The all-star “race” is anything but. It is synonymous with the ethically bankrupt antics that fans of true integral racing avoid. I have never been a fan & never will be. Instead of wasting a week, give people a real points race (another road course [Indy &/or Tona infield courses] perhaps) instead of the “thrilling” (lol) whored-up click-bait dog & pony show.
FYI, August 19 is Bill Clinton’s birthday Perhaps NASCAR is seeking to honor the First Husband. (In case Brian France’s support of his fellow bozo fails to get him elected.)
You might also not be surprised to learn that I share a birthday with Eldrick Tont Woods. Capricorns are such un-fun people, but we usually get what we want in the end. Or if we try sometime, we might just find, we get what we need…….

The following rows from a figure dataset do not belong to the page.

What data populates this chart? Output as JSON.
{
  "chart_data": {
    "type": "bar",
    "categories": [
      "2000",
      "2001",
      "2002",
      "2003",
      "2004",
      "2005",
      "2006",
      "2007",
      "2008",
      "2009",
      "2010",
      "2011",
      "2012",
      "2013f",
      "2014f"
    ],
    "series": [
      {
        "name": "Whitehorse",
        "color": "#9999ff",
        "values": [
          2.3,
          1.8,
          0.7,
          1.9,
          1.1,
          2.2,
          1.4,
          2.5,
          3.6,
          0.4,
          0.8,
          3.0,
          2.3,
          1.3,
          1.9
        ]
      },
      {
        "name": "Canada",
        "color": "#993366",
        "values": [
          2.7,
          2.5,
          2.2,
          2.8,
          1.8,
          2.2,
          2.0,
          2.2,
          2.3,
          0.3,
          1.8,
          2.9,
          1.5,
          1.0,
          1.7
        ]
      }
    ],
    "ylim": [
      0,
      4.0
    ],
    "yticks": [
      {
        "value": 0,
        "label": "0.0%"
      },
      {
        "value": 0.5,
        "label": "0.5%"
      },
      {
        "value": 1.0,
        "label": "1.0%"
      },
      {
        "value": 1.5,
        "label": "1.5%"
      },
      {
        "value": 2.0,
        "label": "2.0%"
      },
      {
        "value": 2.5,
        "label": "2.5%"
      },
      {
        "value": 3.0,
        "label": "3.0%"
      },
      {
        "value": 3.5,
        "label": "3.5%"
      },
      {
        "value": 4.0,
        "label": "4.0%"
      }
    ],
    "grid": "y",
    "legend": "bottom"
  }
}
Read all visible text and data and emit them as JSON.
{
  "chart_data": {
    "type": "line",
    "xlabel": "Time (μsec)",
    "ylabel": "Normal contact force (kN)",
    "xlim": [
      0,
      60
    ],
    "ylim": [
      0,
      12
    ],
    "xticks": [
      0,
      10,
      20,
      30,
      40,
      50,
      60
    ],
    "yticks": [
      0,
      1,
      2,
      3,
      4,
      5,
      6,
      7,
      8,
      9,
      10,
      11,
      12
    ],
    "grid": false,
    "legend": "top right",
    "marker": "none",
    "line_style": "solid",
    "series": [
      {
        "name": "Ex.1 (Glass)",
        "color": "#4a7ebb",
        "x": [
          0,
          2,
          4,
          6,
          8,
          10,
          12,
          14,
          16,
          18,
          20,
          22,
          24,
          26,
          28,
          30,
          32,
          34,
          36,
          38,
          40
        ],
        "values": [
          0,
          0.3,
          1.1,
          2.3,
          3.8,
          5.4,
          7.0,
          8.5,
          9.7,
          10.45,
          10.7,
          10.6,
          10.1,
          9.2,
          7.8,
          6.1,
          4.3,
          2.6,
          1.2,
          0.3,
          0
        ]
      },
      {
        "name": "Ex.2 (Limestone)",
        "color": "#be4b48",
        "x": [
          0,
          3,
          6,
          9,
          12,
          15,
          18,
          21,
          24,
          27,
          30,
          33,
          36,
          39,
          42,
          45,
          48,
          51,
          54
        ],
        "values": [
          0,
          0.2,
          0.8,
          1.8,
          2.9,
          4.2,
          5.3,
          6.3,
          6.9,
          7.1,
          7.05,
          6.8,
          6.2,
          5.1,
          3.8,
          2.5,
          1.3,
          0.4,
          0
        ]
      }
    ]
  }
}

Oops, almost forgot to add that I AGREE with you regarding the All-Star race. It is a gimmicky waste of a prime weekend. And this year’s “innovation” is sure to make a bad show even worse. Plus it will confuse the fans who are already getting ready to gripe about why Jimmie Johnson or Kyle Busch or ____ (enter the name of your preferred villain) gets to start the last segment in the lead every year. But it is your chance to vote for Danica Patrick to finish last in a race for winners, which is surely appropriate in some bizarre way.
Matt, I found a video of an ASA race I was at in 1985 at Cayuga Speedway. You’ll recognize a few drivers like Alan and Mark. This was 10 years after I first saw Mark in the pits at Cayuga when he was 16 and he drove with a cast on his foot using a hand control for the clutch.